Jack Vaughn created Comedy Central Records but in 2012 left the Viacom company for New Wave Dynamics; recently renamed Comedy Dynamics, it's the label arm of Burbank production company New Wave Entertainment. He has since produced about 50 releases and netted 2014 Grammy nominations for Bob Saget's That's What I'm Talkin' About and Craig Ferguson's I'm Here to Help.
“Comics can absolutely release albums and specials themselves, and some are very good,” Vaughn says. “But to quote Mitch Hedberg, 'It's like asking a chef if he can farm.' The problem is there is a ton of material in the market, and the question becomes, Who is going to get you the best deal, exposure and promotion to make you stand out?”
“The more options available to comics, the better,” agrees ASpecialThing Records co-founder Ryan McManemin, who with Matt Belknap turned message board aspecialthing.com into a working label with the 2007 release of Jen Kirkman's Self Help. “Self-releasing can be a good idea if you already have a built-in fanbase, but chances are comics will still have to hire people to record, edit, wrangle the artwork, print, etc.
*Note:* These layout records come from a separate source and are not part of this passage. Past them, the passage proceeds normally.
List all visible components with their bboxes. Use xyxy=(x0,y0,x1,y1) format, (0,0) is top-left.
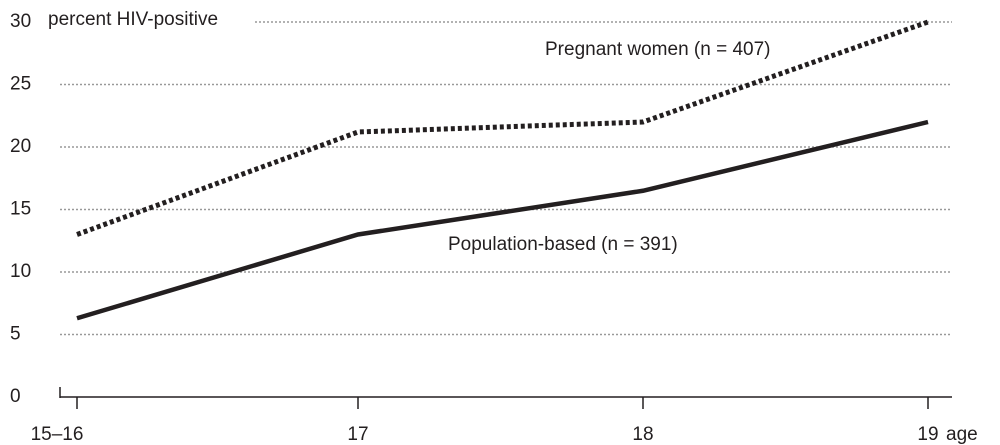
series-label: Pregnant women (n = 407) xyxy=(545,39,771,60)
line-series xyxy=(76,119,929,321)
y-tick-label: 20 xyxy=(10,136,31,157)
y-axis-label: percent HIV-positive xyxy=(48,9,218,30)
x-tick-label: 17 xyxy=(347,424,368,445)
y-tick-label: 15 xyxy=(10,199,31,220)
y-tick-label: 30 xyxy=(10,11,31,32)
x-tick-label: 15–16 xyxy=(31,424,84,445)
line-series xyxy=(76,19,929,237)
y-tick-label: 25 xyxy=(10,74,31,95)
x-tick-label: 19 xyxy=(917,424,938,445)
series-label: Population-based (n = 391) xyxy=(448,234,678,255)
y-tick-label: 10 xyxy=(10,261,31,282)
x-axis-label: age xyxy=(946,424,978,445)
x-tick-label: 18 xyxy=(632,424,653,445)
y-tick-label: 5 xyxy=(10,324,21,345)
y-tick-label: 0 xyxy=(10,386,21,407)
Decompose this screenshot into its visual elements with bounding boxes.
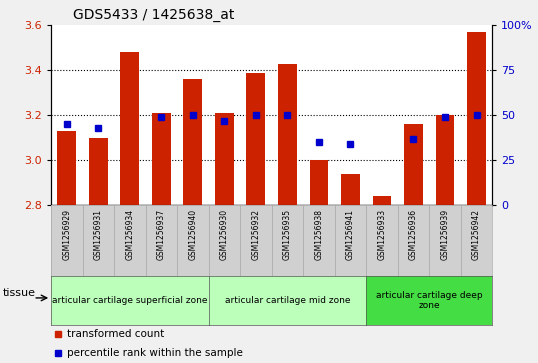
Text: tissue: tissue [3, 288, 36, 298]
Text: GSM1256934: GSM1256934 [125, 209, 134, 260]
Text: articular cartilage superficial zone: articular cartilage superficial zone [52, 296, 208, 305]
Bar [372, 196, 392, 205]
Text: GSM1256930: GSM1256930 [220, 209, 229, 260]
Bar [404, 124, 423, 205]
Text: GSM1256942: GSM1256942 [472, 209, 481, 260]
Text: GSM1256933: GSM1256933 [378, 209, 386, 260]
Bar [89, 138, 108, 205]
Bar [436, 115, 455, 205]
Bar [467, 32, 486, 205]
Text: GSM1256935: GSM1256935 [283, 209, 292, 260]
Bar [152, 113, 171, 205]
Text: GSM1256929: GSM1256929 [62, 209, 72, 260]
Text: GSM1256937: GSM1256937 [157, 209, 166, 260]
Bar [183, 79, 202, 205]
Bar [341, 174, 360, 205]
Text: GSM1256936: GSM1256936 [409, 209, 418, 260]
Text: percentile rank within the sample: percentile rank within the sample [67, 348, 243, 359]
Bar [215, 113, 234, 205]
Bar [278, 64, 297, 205]
Text: transformed count: transformed count [67, 329, 164, 339]
Text: GSM1256939: GSM1256939 [441, 209, 450, 260]
Text: GDS5433 / 1425638_at: GDS5433 / 1425638_at [73, 8, 234, 22]
Text: GSM1256931: GSM1256931 [94, 209, 103, 260]
Text: GSM1256941: GSM1256941 [346, 209, 355, 260]
Bar [309, 160, 328, 205]
Text: GSM1256940: GSM1256940 [188, 209, 197, 260]
Text: GSM1256932: GSM1256932 [251, 209, 260, 260]
Bar [58, 131, 76, 205]
Text: articular cartilage deep
zone: articular cartilage deep zone [376, 291, 483, 310]
Bar [121, 52, 139, 205]
Bar [246, 73, 265, 205]
Text: GSM1256938: GSM1256938 [314, 209, 323, 260]
Text: articular cartilage mid zone: articular cartilage mid zone [225, 296, 350, 305]
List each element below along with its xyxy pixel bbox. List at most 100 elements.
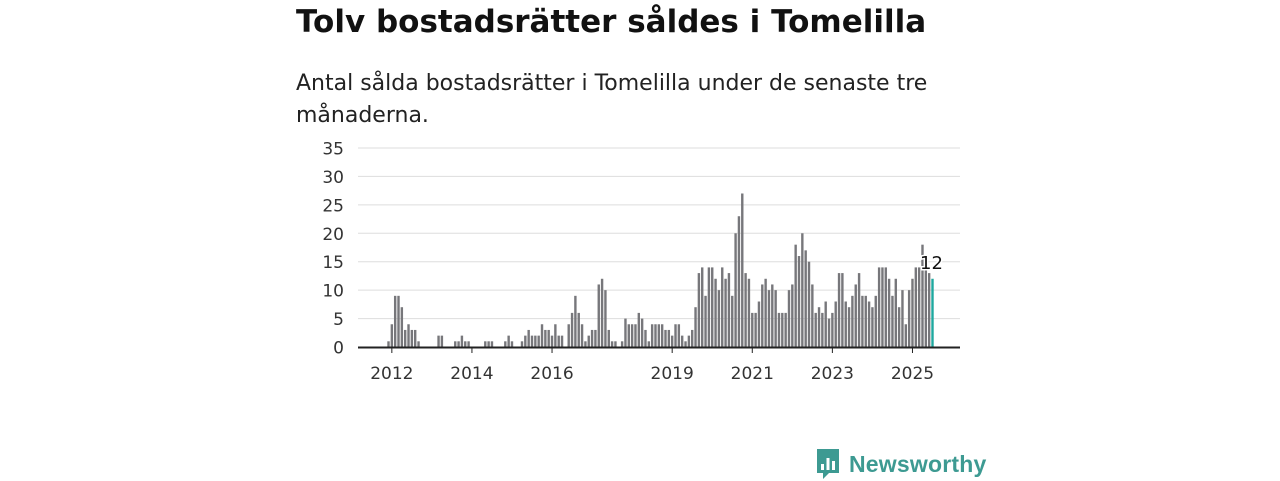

There's also the issue of distribution — record stores still exist and are a viable revenue stream. A lot of people would rather have somebody else worry about all of this stuff and just focus on the comedy.”
If All Things Comedy represents community collaboration to get the word out and Comedy Dynamics is professional marketing push, the 7-year-old ASpecialThing built its reputation on supporting emerging talent (Kyle Kinane, Brent Weinbach) and alternative comedy mainstays (Paul F. Tompkins, Doug Benson) across its three dozen–plus releases.
Of course, the question of whether to go with a major label, an indie or self-releasing ultimately comes down to the opportunities offered.
As Edwards, who co-hosts ATC podcast Soccer Comic Rant, puts it, “When an established comedy entity says, 'We want to do your album,' and they have an audience that they can reach for you, and they have the technical capabilities and they're good people and they want to make you some money for it, and you can be first? You can't turn that down! I'm pretty stupid sometimes, but I could figure this one out.”